Her tattoos are basically telling half the story here. “Vice Baby” makes it sound like she is a local, not just visiting. “305” is a nod to Miami-Dade’s actual place code, the equal place that has constantly inspired the fictional Vice city. there’s also a necklace that asserts “Sempre,” Spanish for “always,” which provides one greater layer of mystery to a man or woman Rockstar has not yet been named or explained.
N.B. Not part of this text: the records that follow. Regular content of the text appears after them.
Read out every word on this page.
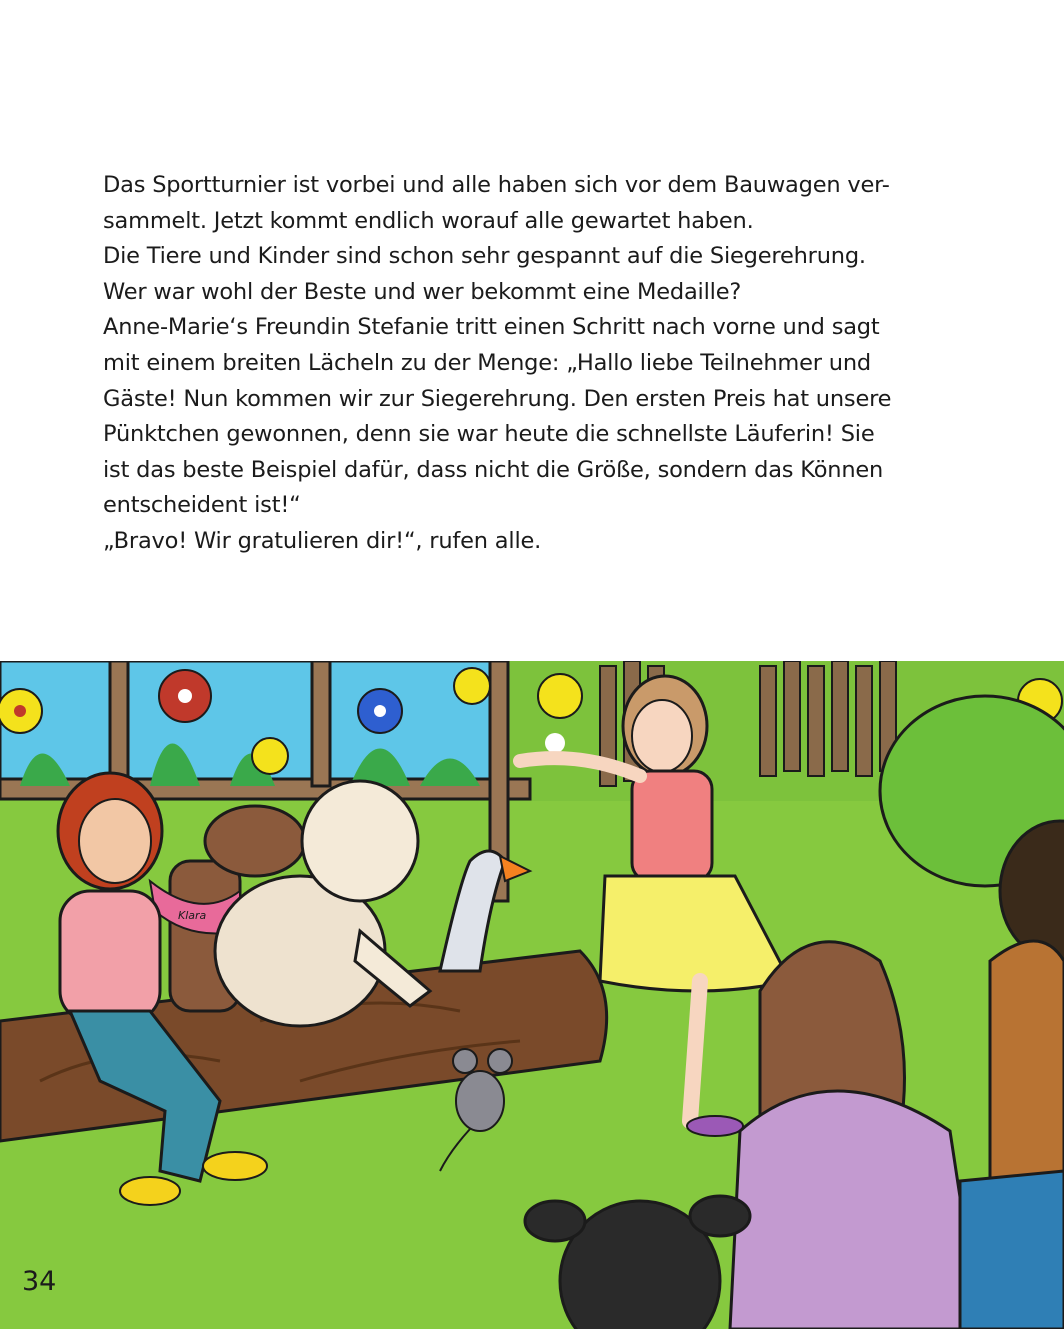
Das Sportturnier ist vorbei und alle haben sich vor dem Bauwagen ver-
sammelt. Jetzt kommt endlich worauf alle gewartet haben.
Die Tiere und Kinder sind schon sehr gespannt auf die Siegerehrung.
Wer war wohl der Beste und wer bekommt eine Medaille?
Anne-Marie‘s Freundin Stefanie tritt einen Schritt nach vorne und sagt
mit einem breiten Lächeln zu der Menge: „Hallo liebe Teilnehmer und
Gäste! Nun kommen wir zur Siegerehrung. Den ersten Preis hat unsere
Pünktchen gewonnen, denn sie war heute die schnellste Läuferin! Sie
ist das beste Beispiel dafür, dass nicht die Größe, sondern das Können
entscheident ist!“
„Bravo! Wir gratulieren dir!“, rufen alle.
Klara

34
Whether she ends up being a real man or woman players can engage with, some minor determination linked to that Atoll Bar vicinity, or just some other piece of marketing artwork that never shows up in the game, like Lola Del Rio or the GTA V selfie lady before her, no one definitely is aware of it. One thing is for sure, though. More than two decades after Misty first leaned against a Liberty City street corner, Rockstar’s cover girl tradition still has not lost a step.